Com reforma da Previdência e privatização da Carris, Melo conclui agenda de Marchezan

Movimentação de plenário. Vereadores após votação da reforma da Previdência Municipal

A Câmara de Porto Alegre aprovou, na quarta, 23,  a reforma da Previdência Municipal, por 24 votos a 11.

Em dez dias úteis deverá ocorrer a votação em segundo.

O voto do vereador Airto Ferronato (PSB) foi decisivo para a vitória do prefeito Sebastião Melo, que até poucos dias antes não tinha os vinte e quatro votos necessários à aprovação.

O Sindicato dos Funcionários do Município ainda tenta reverter o resultado.

O projeto (PLCE 18/20)  enfrenta ainda a oposição cerrada dos funcionários municipais. Segundo o sindicato da categoria, a mudannça “promove diversos ataques aos direitos dos servidores” e, entre outras medidas, eleva a alíquota de contribuição de 14% para 22%.

Antes do segundo turno, a Câmara Municipal de Porto Alegre realiza, no dia 29/06, a partir das 19h, uma audiência pública sobre o projeto.

“O Simpa considera a audiência um importante momento para que a categoria municipária se manifeste e pressione os vereadores em defesa da rejeição do projeto”, diz em nota o Sindicato.

Proposto na gestão do ex-prefeito Nelson Marchezan, o projeto foi reapresentado pelo prefeito Sebastião Melo no início do ano com mensagem retificativa contendo modificações pontuais.

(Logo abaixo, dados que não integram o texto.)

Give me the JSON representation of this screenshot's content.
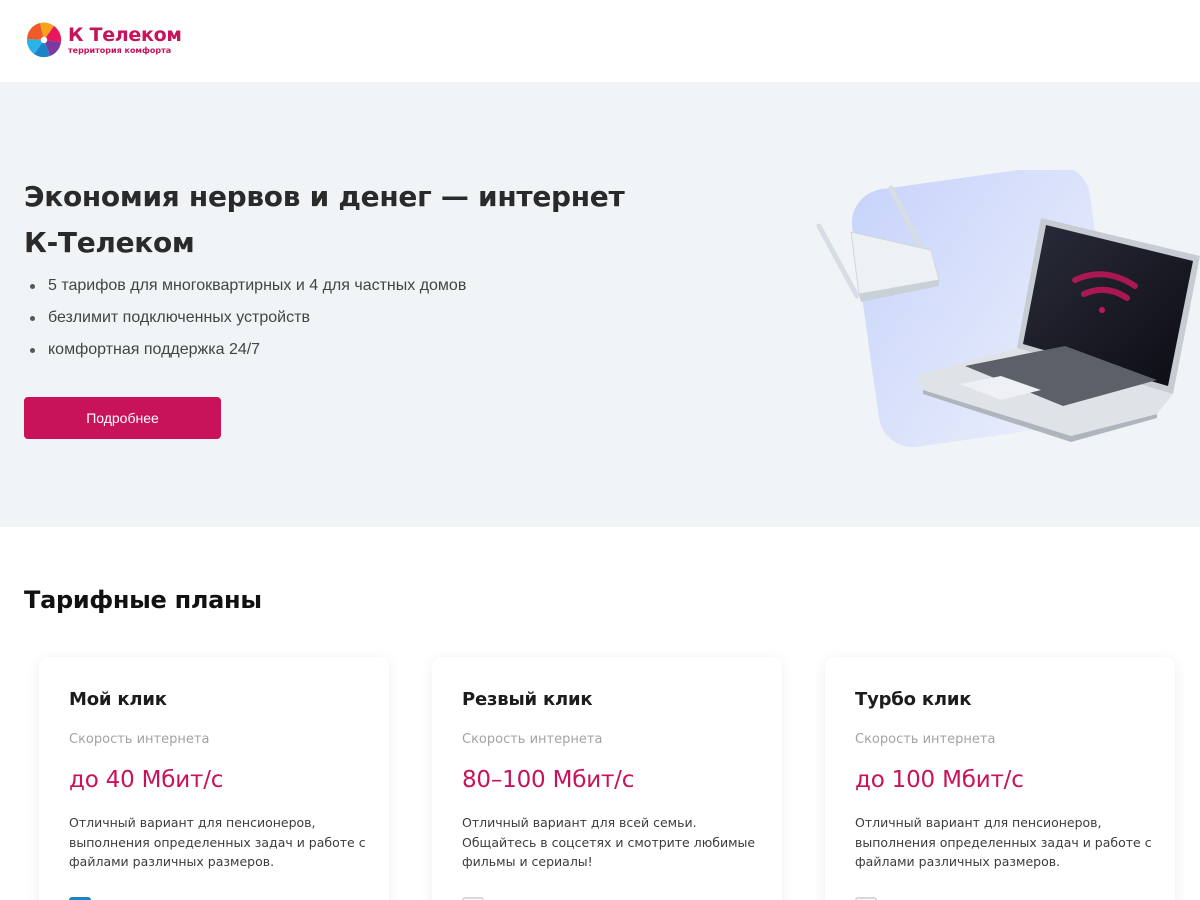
{
  "header": {
    "logo_name": "К Телеком",
    "logo_tagline": "территория комфорта"
  },
  "hero": {
    "title": "Экономия нервов и денег — интернет К-Телеком",
    "bullets": [
      "5 тарифов для многоквартирных и 4 для частных домов",
      "безлимит подключенных устройств",
      "комфортная поддержка 24/7"
    ],
    "cta_label": "Подробнее"
  },
  "tariffs": {
    "title": "Тарифные планы",
    "cards": [
      {
        "name": "Мой клик",
        "speed_label": "Скорость интернета",
        "speed": "до 40 Мбит/с",
        "description": "Отличный вариант для пенсионеров, выполнения определенных задач и работе с файлами различных размеров.",
        "checked": true
      },
      {
        "name": "Резвый клик",
        "speed_label": "Скорость интернета",
        "speed": "80–100 Мбит/с",
        "description": "Отличный вариант для всей семьи. Общайтесь в соцсетях и смотрите любимые фильмы и сериалы!",
        "checked": false
      },
      {
        "name": "Турбо клик",
        "speed_label": "Скорость интернета",
        "speed": "до 100 Мбит/с",
        "description": "Отличный вариант для пенсионеров, выполнения определенных задач и работе с файлами различных размеров.",
        "checked": false
      }
    ]
  },
  "colors": {
    "brand": "#c8125a",
    "hero_bg": "#f1f4f7",
    "checkbox_active": "#1b84c6"
  },
  "icons": [
    "k-telecom-logo-icon",
    "router-icon",
    "laptop-icon",
    "wifi-icon"
  ]
}
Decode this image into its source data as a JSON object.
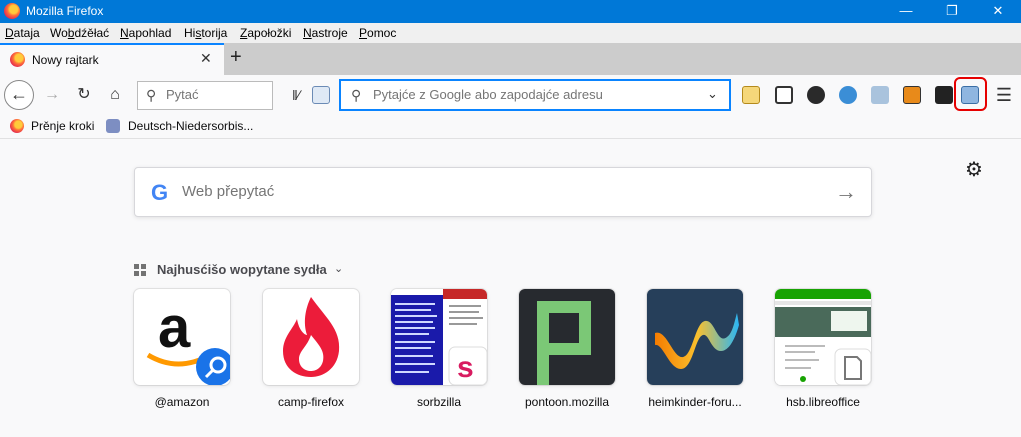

O projeto traz alterações na idade mínima de aposentadoria dos servidores de Porto Alegre e, em outras regras, adaptando os dispositivos à Emenda Constitucional 103 de 2019 (Reforma da Previdência).

Pela proposta, os servidores segurados poderão aposentar-se voluntariamente aos 62 anos (mulheres) e 65 anos (homens;  além de 25 anos de contribuição, desde que cumpridos dez anos de efetivo exercício no serviço público e cinco anos no cargo efetivo em que for concedida a aposentadoria.

Privatização da Carris

Na sequência, a Câmara deve votar o projeto que prevê a venda, privatização ou até mesmo liquidação da Carris.

O projeto de apenas quatro páginas já está no legislativo desde o dia 15 de junho.

Entre as justificativas, o Executivo aponta o próprio caos vivido pelo transporte público coletivo da capital, que a cada ano arrecada menos e custa mais caro. Em quatro anos a Prefeitura apresenta uma queda de aproximadamente 25% do número de passageiros pagantes.

Em entrevistas aos principais jornais da capital Melo já declarou que o atual modal é insustentável e que privatizar a Carris é tirar da Prefeitura o peso de aportes para o cobrir o rombo da empresa.

Nos últimos dois anos foram repassados mais de R$ 80 milhões.

Melo não deve ter dificuldades para aprovar a desestatização da Carris. Para isso precisa de maioria simples, 19 votos. Hoje o Prefeito tem uma base ampla e forte no legislativo. Estima-se que ele praticamente 26 votos para a maioria dos projetos.

A oposição hoje com dez vereadores tenta através da mobilização da população reverter esse quadro.

“Estamos tentando mobilizar a Opinião Pública pra expor o governo ao constrangimento” comentou a vereadora Karen Santos (Psol). Para ela o projeto de privatização da Carris é frágil e sem justificativas consistentes. “Não foi realizado um estudo de impacto financeiro” completou a parlamentar.

Se Melo privatizar a Carris ainda em julho, vai fazer em sete meses o que Marchezan queria, mas não conseguiu durante quatro anos.